DCX rides liquid cooling boom with 600% revenue jump in 2025

DCX Liquid Cooling Systems has reported a 600% year-on-year increase in revenue in 2025, which it attributes to rising demand for liquid cooling from hyperscale operators, AI infrastructure providers and enterprises shifting away from air-based approaches.

It’s been no secret that liquid cooling is gaining in popularity as meeting the needs of AI workloads continues to dominate the conversation – but now we have concrete data on just how popular the systems are proving. DCX, which is based in Poland, had its best year ever in 2025 – with the 600% revenue jump just the icing on the cake for the firm. 

That’s because 2025 also saw the firm deliver a 5MW facility distribution unit (FDU), launch a new AI liquid cooling system reference design, and add three new hyperscale AI deployments to its project portfolio. DCX also said it expanded its workforce to more than 120 employees during the year.

600% revenue growth and hiring surge

DCX said its 600% year-on-year revenue growth was driven by ‘strong demand from hyperscale operators, global AI infrastructure providers, and enterprise customers transitioning away from air-based cooling’.

“This growth is not the result of a single breakthrough, but of years of disciplined execution,” said Tomasz Buk, Chief Executive Officer of DCX Liquid Cooling Systems. 

“Customers are choosing DCX because we combine engineering depth with delivery certainty. In a market moving this fast, trust and performance matter more than ever.”

To support an expanding pipeline of deployments, DCX increased its workforce more than fourfold in 2025, growing to over 120 employees worldwide. The company said the recruitment push focused on engineering, project management, commissioning, manufacturing and after-sales support.

5MW facility distribution unit delivered

To support further growth, DCX delivered what it’s calling “one of the most powerful Facility Distribution Units (FDUs) currently in operation”, capable of handling up to 5MW of cooling capacity within a single system.

According to the company, the unit was engineered to support high-density racks used in AI training and inference workloads, while maintaining availability, redundancy and precise thermal control. DCX also said the system was designed to reduce the cooling infrastructure footprint to help preserve revenue-generating IT space in hyperscale and AI-focused data centres.

“At this scale, liquid cooling is no longer just about removing heat, it’s about system architecture now,” added Maciek Szadkowski, Chief Technology Officer at DCX Liquid Cooling Systems. 

“Delivering a 5 MW FDU required rethinking redundancy, hydraulics, and control logic from the ground up. This project reflects how far liquid cooling has evolved and where it must go to support AI at scale.”

New reference design aimed at hyperscale densities

As the company increasingly receives interest in its solutions from hyperscalers, the firm introduced an AI liquid cooling system reference design, which it said was built to address limitations in traditional data centre cooling approaches.

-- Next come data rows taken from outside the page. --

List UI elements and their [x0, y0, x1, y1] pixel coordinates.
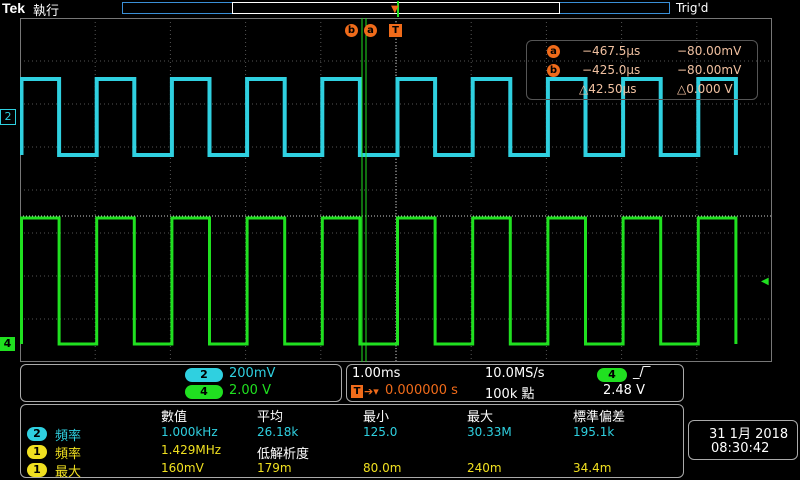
ch2-ground-marker[interactable]: 2	[0, 109, 16, 125]
ch2-badge[interactable]: 2	[185, 368, 223, 382]
trigger-arrow-icon: ▼	[391, 4, 399, 15]
cursor-readout-panel: a −467.5µs −80.00mV b −425.0µs −80.00mV …	[526, 40, 758, 100]
meas-row1-name: 頻率	[55, 429, 82, 444]
ch4-scale: 2.00 V	[229, 383, 271, 398]
record-length: 100k 點	[485, 387, 535, 402]
meas-header-max: 最大	[467, 410, 494, 425]
cursor-b-marker[interactable]: b	[345, 24, 358, 37]
cursor-b-time: −425.0µs	[582, 63, 641, 77]
meas-row2-name: 頻率	[55, 447, 82, 462]
cursor-b-badge: b	[547, 64, 560, 77]
meas-row1-mean: 26.18k	[257, 425, 299, 439]
trigger-delay: 0.000000 s	[385, 383, 458, 398]
meas-row3-max: 240m	[467, 461, 502, 475]
cursor-a-badge: a	[547, 45, 560, 58]
time-scale: 1.00ms	[352, 366, 401, 381]
trigger-source-badge[interactable]: 4	[597, 368, 627, 382]
time-text: 08:30:42	[711, 441, 770, 456]
meas-header-mean: 平均	[257, 410, 284, 425]
ch2-scale: 200mV	[229, 366, 276, 381]
meas-row1-std: 195.1k	[573, 425, 615, 439]
meas-row2-mean: 低解析度	[257, 447, 310, 462]
cursor-a-voltage: −80.00mV	[677, 44, 742, 58]
meas-row2-channel-badge: 1	[27, 445, 47, 459]
meas-row3-channel-badge: 1	[27, 463, 47, 477]
measurement-panel[interactable]: 數值 平均 最小 最大 標準偏差 2 頻率 1.000kHz 26.18k 12…	[20, 404, 684, 480]
ch4-ground-marker[interactable]: 4	[0, 337, 15, 351]
arrow-right-icon: ➔▾	[364, 385, 379, 398]
trigger-position-marker[interactable]: T	[389, 24, 402, 37]
meas-row2-value: 1.429MHz	[161, 443, 222, 457]
acquisition-mode: 執行	[33, 4, 60, 19]
meas-row3-value: 160mV	[161, 461, 204, 475]
trigger-level-arrow-icon[interactable]: ◀	[761, 276, 769, 287]
cursor-a-marker[interactable]: a	[364, 24, 377, 37]
cursor-a-time: −467.5µs	[582, 44, 641, 58]
ch4-waveform	[20, 216, 738, 346]
top-status-bar: Tek 執行 Trig'd	[0, 0, 800, 19]
meas-row3-std: 34.4m	[573, 461, 612, 475]
cursor-delta-voltage: △0.000 V	[677, 82, 733, 96]
date-text: 31 1月 2018	[709, 427, 789, 442]
meas-header-std: 標準偏差	[573, 410, 626, 425]
cursor-b-voltage: −80.00mV	[677, 63, 742, 77]
meas-row1-channel-badge: 2	[27, 427, 47, 441]
brand-logo: Tek	[2, 0, 26, 16]
meas-row3-mean: 179m	[257, 461, 292, 475]
meas-row3-min: 80.0m	[363, 461, 402, 475]
meas-row3-name: 最大	[55, 465, 82, 480]
timebase-panel[interactable]: 1.00ms 10.0MS/s T ➔▾ 0.000000 s 100k 點 4…	[346, 364, 684, 402]
trigger-level: 2.48 V	[603, 383, 645, 398]
ch4-badge[interactable]: 4	[185, 385, 223, 399]
meas-row1-value: 1.000kHz	[161, 425, 218, 439]
channel-scale-panel[interactable]: 2 200mV 4 2.00 V	[20, 364, 342, 402]
meas-row1-max: 30.33M	[467, 425, 512, 439]
meas-header-min: 最小	[363, 410, 390, 425]
trigger-status: Trig'd	[676, 1, 709, 15]
sample-rate: 10.0MS/s	[485, 366, 545, 381]
meas-header-value: 數值	[161, 410, 188, 425]
trigger-position-icon: T	[351, 385, 363, 398]
datetime-panel[interactable]: 31 1月 2018 08:30:42	[688, 420, 798, 460]
rising-edge-icon: _/‾	[633, 365, 651, 380]
cursor-delta-time: △42.50µs	[579, 82, 637, 96]
meas-row1-min: 125.0	[363, 425, 398, 439]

The company said its reference design is intended to support rack power levels “ranging from 115 kW to hundreds of kW per rack”, and to improve efficiency through raised loop temperatures. It also said the design separates power and compute infrastructure from mechanical systems such as pumping and cooling loops, with the aim of improving flexibility and scalability as AI workloads evolve.

Hyperscale AI deployments and 500MW under contract

While the switch to liquid cooling across the board has seen DCX increase its revenues to record levels, the firm’s growing pipeline of customers should set it up for success in the future. In 2025, the firm secured and executed three hyperscale liquid cooling deployments for customers it described as being among the ‘world’s top ten AI companies’. While the firm did not name the customers, it said the projects involved ‘highly customised cooling architectures’ designed for extreme power densities, rapid scalability and uninterrupted operation.

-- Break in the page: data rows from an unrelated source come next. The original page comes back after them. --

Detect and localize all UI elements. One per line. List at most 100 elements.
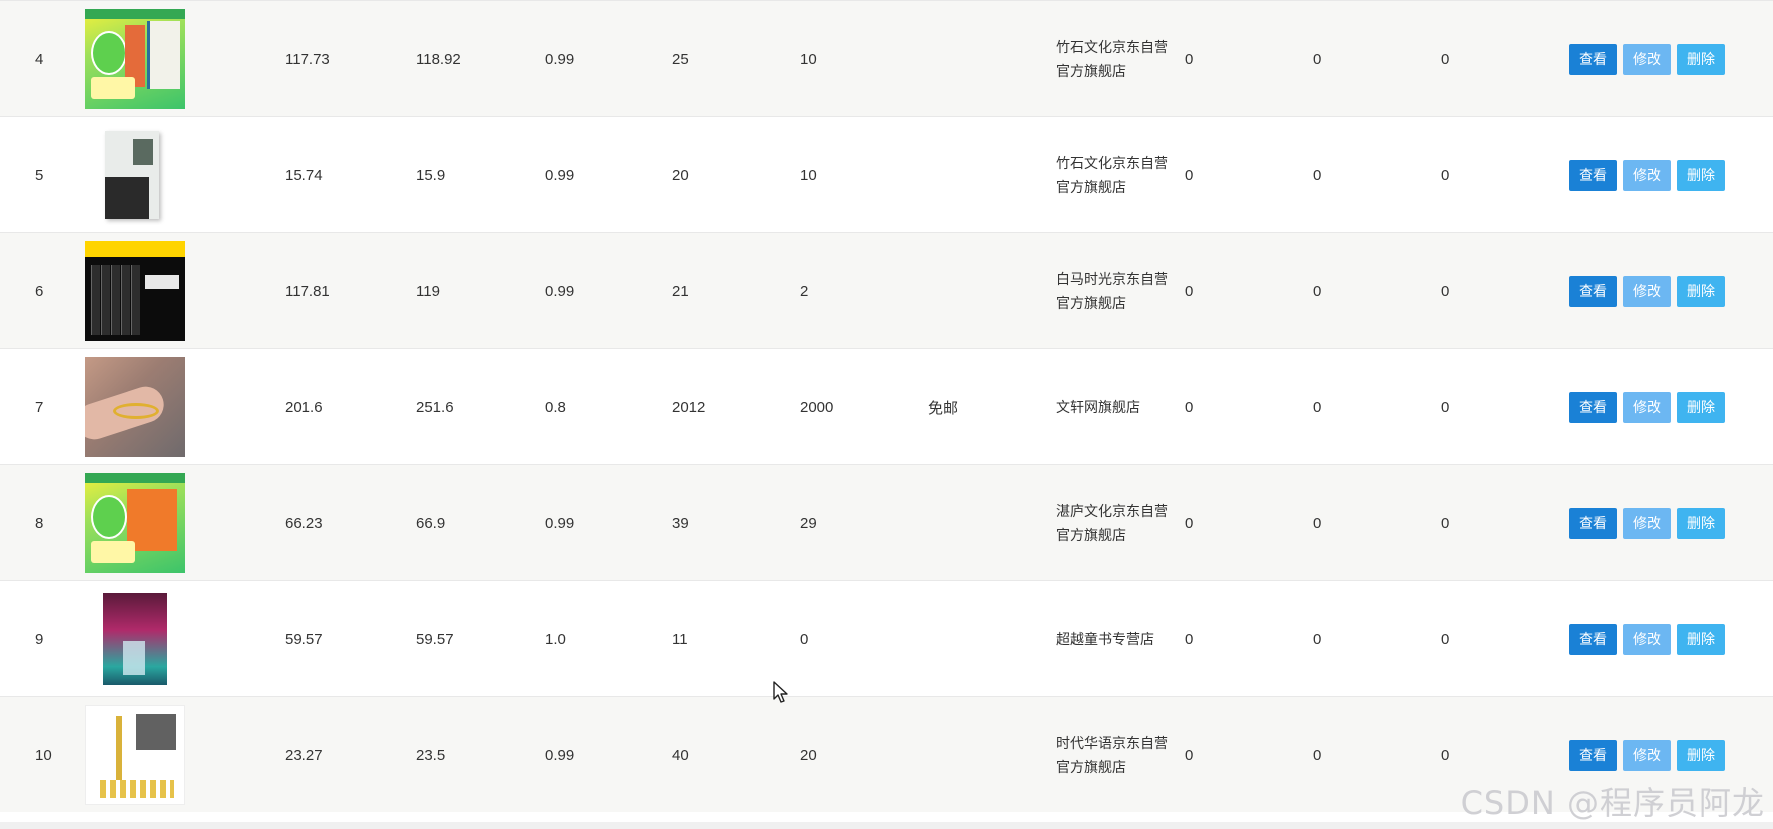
product-thumbnail[interactable] — [85, 233, 185, 349]
original-price: 118.92 — [416, 50, 461, 68]
edit-button[interactable]: 修改 — [1623, 43, 1671, 75]
price: 201.6 — [285, 398, 323, 416]
price: 23.27 — [285, 746, 323, 764]
value-1: 0 — [1185, 746, 1194, 764]
count-b: 20 — [800, 746, 817, 764]
delete-button[interactable]: 删除 — [1677, 275, 1725, 307]
price: 117.81 — [285, 282, 330, 300]
view-button[interactable]: 查看 — [1569, 43, 1617, 75]
shop-name-line2: 官方旗舰店 — [1056, 759, 1126, 775]
shipping: 免邮 — [928, 399, 959, 417]
original-price: 119 — [416, 282, 440, 300]
price: 66.23 — [285, 514, 323, 532]
discount: 0.99 — [545, 50, 575, 68]
discount: 0.99 — [545, 166, 575, 184]
shop-name: 白马时光京东自营 官方旗舰店 — [1056, 233, 1184, 349]
value-1: 0 — [1185, 166, 1194, 184]
delete-button[interactable]: 删除 — [1677, 391, 1725, 423]
product-thumbnail[interactable] — [85, 1, 185, 117]
table-row: 6 117.81 119 0.99 21 2 白马时光京东自营 官方旗舰店 0 0… — [0, 232, 1773, 348]
product-image — [85, 241, 185, 341]
edit-button[interactable]: 修改 — [1623, 507, 1671, 539]
count-b: 10 — [800, 166, 817, 184]
view-button[interactable]: 查看 — [1569, 159, 1617, 191]
delete-button[interactable]: 删除 — [1677, 507, 1725, 539]
value-3: 0 — [1441, 166, 1450, 184]
mouse-cursor-icon — [773, 681, 788, 703]
discount: 0.99 — [545, 282, 575, 300]
shop-name-line1: 竹石文化京东自营 — [1056, 39, 1168, 55]
edit-button[interactable]: 修改 — [1623, 159, 1671, 191]
row-index: 5 — [35, 166, 44, 184]
original-price: 251.6 — [416, 398, 454, 416]
price: 15.74 — [285, 166, 323, 184]
shop-name-line2: 官方旗舰店 — [1056, 527, 1126, 543]
row-index: 7 — [35, 398, 44, 416]
discount: 0.99 — [545, 514, 575, 532]
value-2: 0 — [1313, 398, 1322, 416]
row-index: 6 — [35, 282, 44, 300]
table-row: 4 117.73 118.92 0.99 25 10 竹石文化京东自营 官方旗舰店… — [0, 0, 1773, 116]
count-b: 10 — [800, 50, 817, 68]
product-thumbnail[interactable] — [85, 349, 185, 465]
product-image — [85, 473, 185, 573]
edit-button[interactable]: 修改 — [1623, 275, 1671, 307]
count-a: 2012 — [672, 398, 706, 416]
shop-name-line1: 竹石文化京东自营 — [1056, 155, 1168, 171]
edit-button[interactable]: 修改 — [1623, 739, 1671, 771]
table-row: 9 59.57 59.57 1.0 11 0 超越童书专营店 0 0 0 查看 … — [0, 580, 1773, 696]
row-index: 8 — [35, 514, 44, 532]
row-index: 10 — [35, 746, 52, 764]
view-button[interactable]: 查看 — [1569, 391, 1617, 423]
value-1: 0 — [1185, 50, 1194, 68]
count-b: 29 — [800, 514, 817, 532]
shop-name: 湛庐文化京东自营 官方旗舰店 — [1056, 465, 1184, 581]
count-a: 40 — [672, 746, 689, 764]
product-thumbnail[interactable] — [85, 117, 185, 233]
delete-button[interactable]: 删除 — [1677, 43, 1725, 75]
value-3: 0 — [1441, 282, 1450, 300]
shop-name: 文轩网旗舰店 — [1056, 349, 1184, 465]
value-1: 0 — [1185, 282, 1194, 300]
discount: 1.0 — [545, 630, 566, 648]
count-a: 39 — [672, 514, 689, 532]
shop-name-line2: 官方旗舰店 — [1056, 295, 1126, 311]
watermark: CSDN @程序员阿龙 — [1460, 784, 1765, 822]
delete-button[interactable]: 删除 — [1677, 623, 1725, 655]
product-thumbnail[interactable] — [85, 581, 185, 697]
product-image — [85, 705, 185, 805]
original-price: 15.9 — [416, 166, 446, 184]
page: 4 117.73 118.92 0.99 25 10 竹石文化京东自营 官方旗舰店… — [0, 0, 1773, 829]
row-actions: 查看 修改 删除 — [1569, 1, 1725, 117]
shop-name-line2: 官方旗舰店 — [1056, 179, 1126, 195]
edit-button[interactable]: 修改 — [1623, 623, 1671, 655]
shop-name-line2: 官方旗舰店 — [1056, 63, 1126, 79]
price: 59.57 — [285, 630, 323, 648]
row-actions: 查看 修改 删除 — [1569, 465, 1725, 581]
value-2: 0 — [1313, 50, 1322, 68]
view-button[interactable]: 查看 — [1569, 275, 1617, 307]
row-index: 4 — [35, 50, 44, 68]
product-thumbnail[interactable] — [85, 465, 185, 581]
count-a: 11 — [672, 630, 688, 648]
count-b: 0 — [800, 630, 809, 648]
count-b: 2 — [800, 282, 809, 300]
row-index: 9 — [35, 630, 44, 648]
shop-name: 竹石文化京东自营 官方旗舰店 — [1056, 117, 1184, 233]
original-price: 23.5 — [416, 746, 446, 764]
count-a: 25 — [672, 50, 689, 68]
edit-button[interactable]: 修改 — [1623, 391, 1671, 423]
table-row: 5 15.74 15.9 0.99 20 10 竹石文化京东自营 官方旗舰店 0 … — [0, 116, 1773, 232]
view-button[interactable]: 查看 — [1569, 739, 1617, 771]
product-thumbnail[interactable] — [85, 697, 185, 813]
row-actions: 查看 修改 删除 — [1569, 117, 1725, 233]
view-button[interactable]: 查看 — [1569, 507, 1617, 539]
row-actions: 查看 修改 删除 — [1569, 349, 1725, 465]
delete-button[interactable]: 删除 — [1677, 739, 1725, 771]
shop-name-line1: 超越童书专营店 — [1056, 631, 1154, 647]
delete-button[interactable]: 删除 — [1677, 159, 1725, 191]
value-2: 0 — [1313, 746, 1322, 764]
view-button[interactable]: 查看 — [1569, 623, 1617, 655]
discount: 0.99 — [545, 746, 575, 764]
value-1: 0 — [1185, 630, 1194, 648]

Across all projects in 2025, DCX said it shipped and secured contracts for more than 500MW of liquid cooling capacity. It said this included large hyperscale deployments, AI-specific facilities and modular data centre solutions.

In addition, the company expanded its geographic footprint through deployments supporting 300MW-class data centres under construction in both North America and Europe.

Outlook for 2026

DCX believes that ‘significant growth’ will continue in 2026, citing demand and negotiated contracts, and said it plans to continue increasing system capacities and advancing its liquid cooling platforms.

“The industry is only at the beginning of this transition” added Maciek Szadkowski. 

“What we’ve delivered in 2025 sets the foundation for what comes next, and the next generation of AI infrastructure will depend on it.”